Psychophysics timbre judgments Given the ability of the cortical model to capture the diversity of musical timbre across a wide range of instruments in a classification task, we next explored how well the cortical representation from both real and model neurons does in capturing human perceptual judgments of distance in the musical timbre space. Human vs. Figure 7. Model musical timbre similarity. Table 2 Correlation coefficients for different feature sets. L2 on features L2 on reduced features Gaussian kernels on reduced features Fourier-based Spectrum - - 0.
Figure 8. Correlation between human and model similarity matrices as a function of reduced feature dimensionality. Discussion This study demonstrates that perception of musical timbre could be effectively based on neural activations patterns that sounds evoke at the level of primary auditory cortex.
Procedure Subjective similarity ratings were collected. Multidimensional scaling MDS and acoustical correlates To compare the results with previous studies, we ran an MDS analysis on the dissimilarity matrix obtained from human judgments. Auditory model The cortical model is comprised of two main stages: an early stage mimicking peripheral processing up to the level of the midbrain, and a central stage capturing processing in primary auditory cortex A1.
Read Analysis Synthesis and Perception of Musical Sounds: The Sound of Music (Modern Acoustics
Cortical receptive fields Data used here was collected in the context of a number of studies  —  and full details of the experimental paradigm are described in these publications. Timbre classification In order to test the cortical representation's ability to discriminate between different musical instruments, we augmented the basic auditory model with a statistical clustering model based on support vector machines SVM .
The kernel used here is given by. Analysis of support vector distribution In order to better understand the mapping of the different notes in the high-dimensional space used to classify them, we performed a closer analysis of the support vectors for each instrument pair i and j.

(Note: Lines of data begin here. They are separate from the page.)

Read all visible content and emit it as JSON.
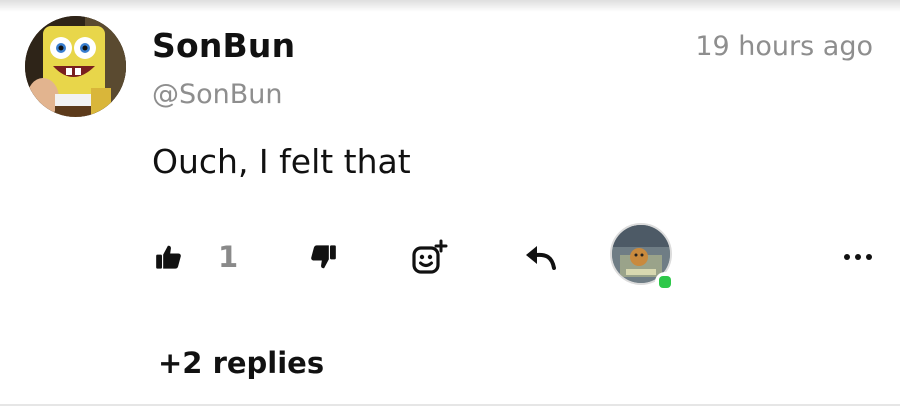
{
  "comment": {
    "username": "SonBun",
    "handle": "@SonBun",
    "timestamp": "19 hours ago",
    "text": "Ouch, I felt that",
    "like_count": "1",
    "replies_label": "+2 replies"
  },
  "icons": {
    "like": "thumbs-up-icon",
    "dislike": "thumbs-down-icon",
    "react": "add-reaction-icon",
    "reply": "reply-icon",
    "more": "more-horizontal-icon"
  },
  "colors": {
    "text_primary": "#111111",
    "text_secondary": "#8e8e8e",
    "online_status": "#2ec84a"
  }
}
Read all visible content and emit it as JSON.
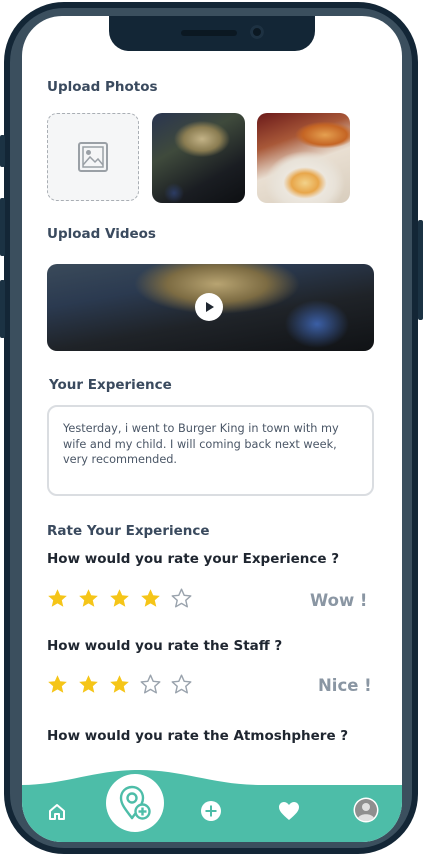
{
  "upload_photos": {
    "label": "Upload Photos"
  },
  "upload_videos": {
    "label": "Upload Videos"
  },
  "experience": {
    "label": "Your Experience",
    "text": "Yesterday, i went to Burger King in town with my wife and my child. I will coming back next week, very recommended."
  },
  "rating": {
    "label": "Rate Your Experience",
    "questions": [
      {
        "text": "How would you rate your Experience ?",
        "stars": 4,
        "max": 5,
        "verdict": "Wow !"
      },
      {
        "text": "How would you rate the Staff ?",
        "stars": 3,
        "max": 5,
        "verdict": "Nice !"
      },
      {
        "text": "How would you rate the Atmoshphere ?"
      }
    ]
  },
  "colors": {
    "accent": "#4dbda8",
    "star_filled": "#f5c518",
    "star_empty": "#9aa3ad"
  },
  "tabbar": {
    "icons": [
      "home-icon",
      "map-pin-add-icon",
      "plus-circle-icon",
      "heart-icon",
      "profile-avatar"
    ]
  }
}
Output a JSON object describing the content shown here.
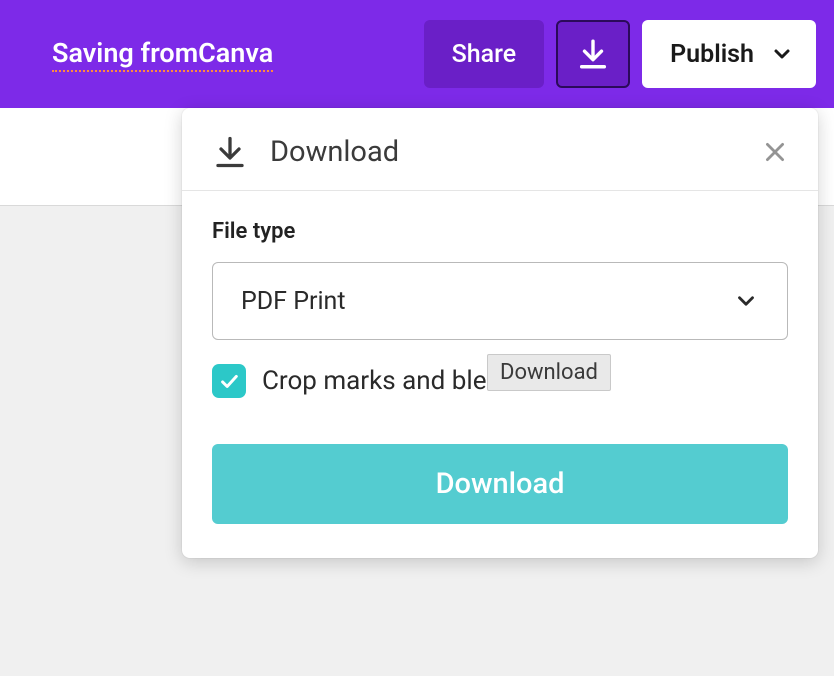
{
  "topbar": {
    "title": "Saving fromCanva",
    "share_label": "Share",
    "publish_label": "Publish"
  },
  "popover": {
    "title": "Download",
    "file_type_label": "File type",
    "selected_file_type": "PDF Print",
    "crop_label": "Crop marks and bleed",
    "download_button": "Download"
  },
  "tooltip": {
    "text": "Download"
  }
}
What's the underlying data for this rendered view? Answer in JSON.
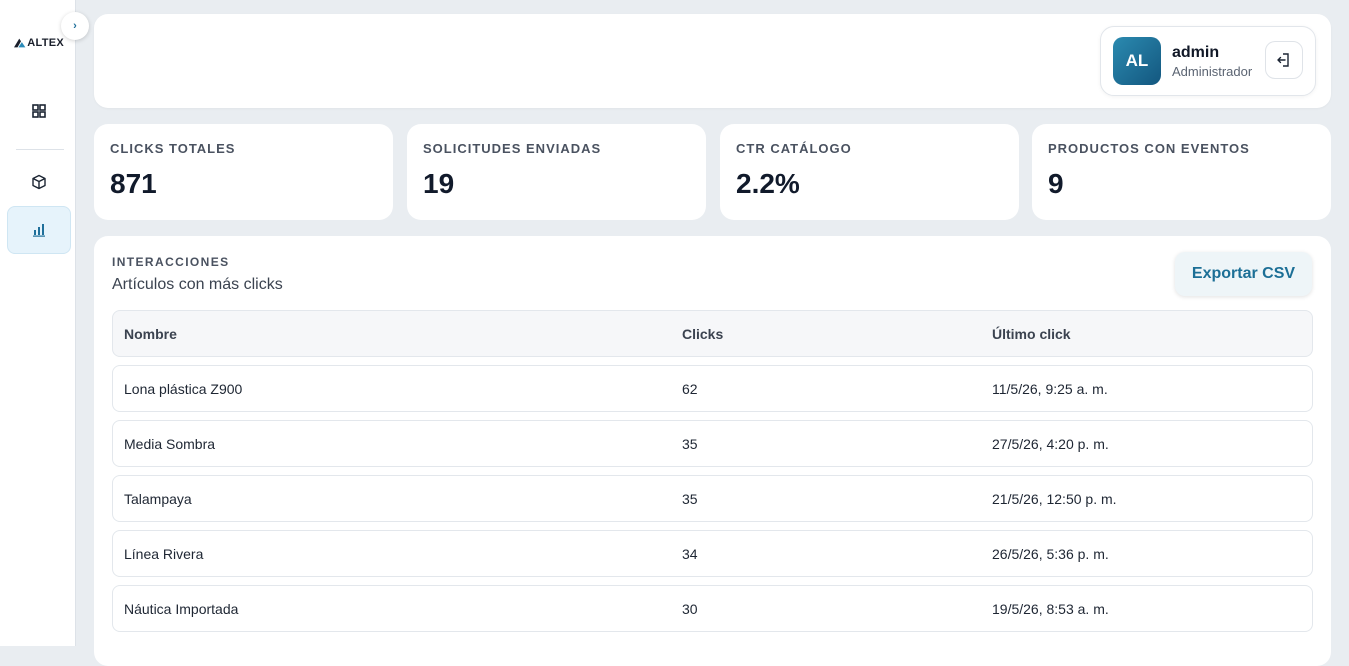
{
  "brand": {
    "logo_text": "ALTEX"
  },
  "sidebar": {
    "collapse_label": "›",
    "items": [
      {
        "icon": "grid-icon",
        "active": false
      },
      {
        "icon": "box-icon",
        "active": false
      },
      {
        "icon": "bar-chart-icon",
        "active": true
      }
    ]
  },
  "user": {
    "initials": "AL",
    "name": "admin",
    "role": "Administrador"
  },
  "stats": [
    {
      "label": "CLICKS TOTALES",
      "value": "871"
    },
    {
      "label": "SOLICITUDES ENVIADAS",
      "value": "19"
    },
    {
      "label": "CTR CATÁLOGO",
      "value": "2.2%"
    },
    {
      "label": "PRODUCTOS CON EVENTOS",
      "value": "9"
    }
  ],
  "section": {
    "eyebrow": "INTERACCIONES",
    "title": "Artículos con más clicks",
    "export_label": "Exportar CSV"
  },
  "table": {
    "columns": [
      "Nombre",
      "Clicks",
      "Último click"
    ],
    "rows": [
      {
        "name": "Lona plástica Z900",
        "clicks": "62",
        "last": "11/5/26, 9:25 a. m."
      },
      {
        "name": "Media Sombra",
        "clicks": "35",
        "last": "27/5/26, 4:20 p. m."
      },
      {
        "name": "Talampaya",
        "clicks": "35",
        "last": "21/5/26, 12:50 p. m."
      },
      {
        "name": "Línea Rivera",
        "clicks": "34",
        "last": "26/5/26, 5:36 p. m."
      },
      {
        "name": "Náutica Importada",
        "clicks": "30",
        "last": "19/5/26, 8:53 a. m."
      }
    ]
  }
}
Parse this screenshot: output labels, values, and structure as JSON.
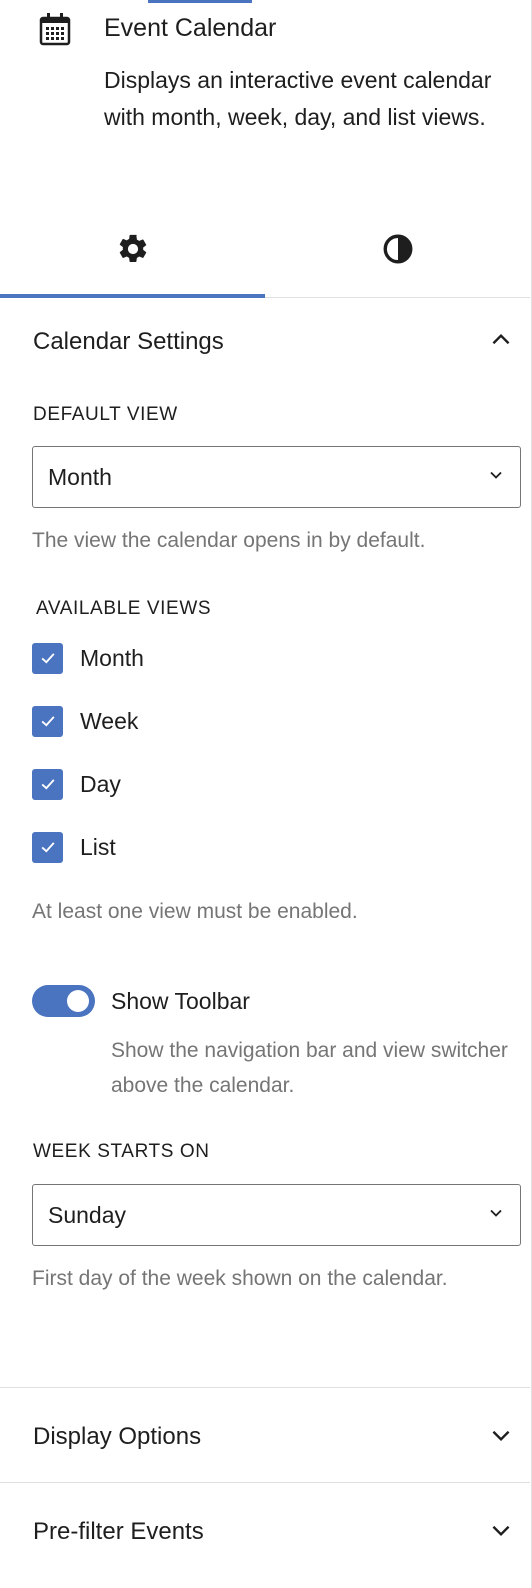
{
  "block": {
    "title": "Event Calendar",
    "description": "Displays an interactive event calendar with month, week, day, and list views.",
    "icon": "calendar-icon"
  },
  "tabs": [
    {
      "icon": "gear-icon",
      "active": true
    },
    {
      "icon": "contrast-icon",
      "active": false
    }
  ],
  "calendar_settings": {
    "title": "Calendar Settings",
    "expanded": true,
    "default_view": {
      "label": "DEFAULT VIEW",
      "value": "Month",
      "help": "The view the calendar opens in by default."
    },
    "available_views": {
      "label": "AVAILABLE VIEWS",
      "items": [
        {
          "label": "Month",
          "checked": true
        },
        {
          "label": "Week",
          "checked": true
        },
        {
          "label": "Day",
          "checked": true
        },
        {
          "label": "List",
          "checked": true
        }
      ],
      "help": "At least one view must be enabled."
    },
    "show_toolbar": {
      "label": "Show Toolbar",
      "enabled": true,
      "help": "Show the navigation bar and view switcher above the calendar."
    },
    "week_starts_on": {
      "label": "WEEK STARTS ON",
      "value": "Sunday",
      "help": "First day of the week shown on the calendar."
    }
  },
  "display_options": {
    "title": "Display Options",
    "expanded": false
  },
  "prefilter_events": {
    "title": "Pre-filter Events",
    "expanded": false
  },
  "colors": {
    "accent": "#4a74c0",
    "text": "#1e1e1e",
    "muted": "#757575",
    "border": "#e0e0e0"
  }
}
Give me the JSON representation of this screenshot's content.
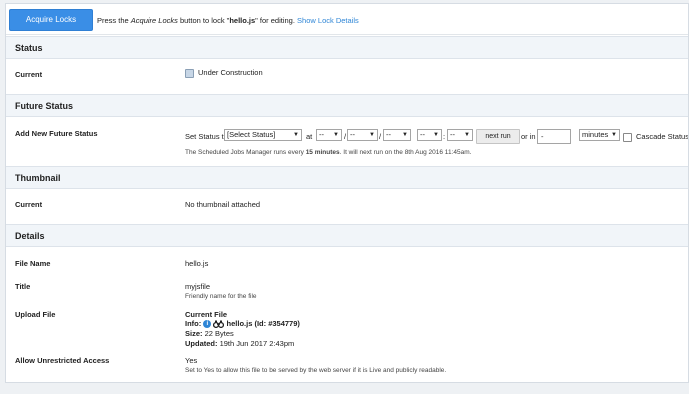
{
  "toolbar": {
    "acquire_label": "Acquire Locks",
    "msg_pre": "Press the ",
    "msg_em": "Acquire Locks",
    "msg_mid": " button to lock \"",
    "msg_file": "hello.js",
    "msg_post": "\" for editing.",
    "show_lock_details": "Show Lock Details"
  },
  "status": {
    "heading": "Status",
    "current_label": "Current",
    "current_value": "Under Construction"
  },
  "future_status": {
    "heading": "Future Status",
    "add_label": "Add New Future Status",
    "set_status_to": "Set Status to",
    "status_select": "[Select Status]",
    "at": "at",
    "dash": "--",
    "slash1": "/",
    "slash2": "/",
    "colon": ":",
    "next_run": "next run",
    "or_in": "or in",
    "minutes_value": "-",
    "minutes_unit": "minutes",
    "cascade_label": "Cascade Status Cha",
    "hint_pre": "The Scheduled Jobs Manager runs every ",
    "hint_bold": "15 minutes",
    "hint_post": ". It will next run on the 8th Aug 2016 11:45am."
  },
  "thumbnail": {
    "heading": "Thumbnail",
    "current_label": "Current",
    "current_value": "No thumbnail attached"
  },
  "details": {
    "heading": "Details",
    "file_name_label": "File Name",
    "file_name_value": "hello.js",
    "title_label": "Title",
    "title_value": "myjsfile",
    "title_hint": "Friendly name for the file",
    "upload_label": "Upload File",
    "current_file": "Current File",
    "info_label": "Info:",
    "info_value": "hello.js (Id: #354779)",
    "size_label": "Size:",
    "size_value": "22 Bytes",
    "updated_label": "Updated:",
    "updated_value": "19th Jun 2017 2:43pm",
    "unrestricted_label": "Allow Unrestricted Access",
    "unrestricted_value": "Yes",
    "unrestricted_hint": "Set to Yes to allow this file to be served by the web server if it is Live and publicly readable."
  },
  "colors": {
    "accent": "#3a8ee6",
    "link": "#2f86d6",
    "section_bg": "#f1f5f9"
  }
}
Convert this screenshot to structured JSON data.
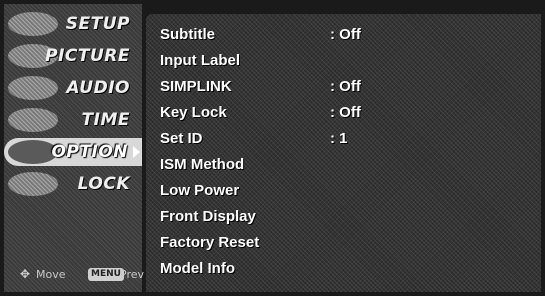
{
  "sidebar": {
    "items": [
      {
        "label": "SETUP",
        "icon": "setup-thumb-icon"
      },
      {
        "label": "PICTURE",
        "icon": "picture-thumb-icon"
      },
      {
        "label": "AUDIO",
        "icon": "audio-thumb-icon"
      },
      {
        "label": "TIME",
        "icon": "time-thumb-icon"
      },
      {
        "label": "OPTION",
        "icon": "option-thumb-icon",
        "selected": true
      },
      {
        "label": "LOCK",
        "icon": "lock-thumb-icon"
      }
    ],
    "footer": {
      "move_label": "Move",
      "menu_key": "MENU",
      "prev_label": "Prev"
    }
  },
  "option_menu": {
    "rows": [
      {
        "label": "Subtitle",
        "value": ": Off"
      },
      {
        "label": "Input Label",
        "value": ""
      },
      {
        "label": "SIMPLINK",
        "value": ": Off"
      },
      {
        "label": "Key Lock",
        "value": ": Off"
      },
      {
        "label": "Set ID",
        "value": ": 1"
      },
      {
        "label": "ISM Method",
        "value": ""
      },
      {
        "label": "Low Power",
        "value": ""
      },
      {
        "label": "Front Display",
        "value": ""
      },
      {
        "label": "Factory Reset",
        "value": ""
      },
      {
        "label": "Model Info",
        "value": ""
      }
    ]
  },
  "colors": {
    "text": "#ffffff",
    "panel_bg": "#2c2c2c",
    "sidebar_bg": "#3a3a3a",
    "selected_bg": "#d8d8d8"
  }
}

reifilamheart.ga Dataset We used the RWC music database  for testing the model. Dimensionality reduction of cortical features As is the case with any classification problem in high-dimensional spaces, all analyses above had to be performed on a reduced number of features which we obtained using tensor singular value decomposition TSVD , as described earlier.
Control experiments i Auditory spectrum analysis The auditory spectrum was obtained by analyzing the input waveform with the cochlear filters described above, and integrating over the time dimension. References 1. Handel S Listening: An introduction to the perception of auditory events. Ansi PT Psychoacoustical Terminology. Helmholtz H On the Sensations of Tone.
New York: Dover Publications. J Acoust Soc Am 63 : — J Acoust Soc Am : — Patterson RD The sound of a sinusoid: Time-interval models.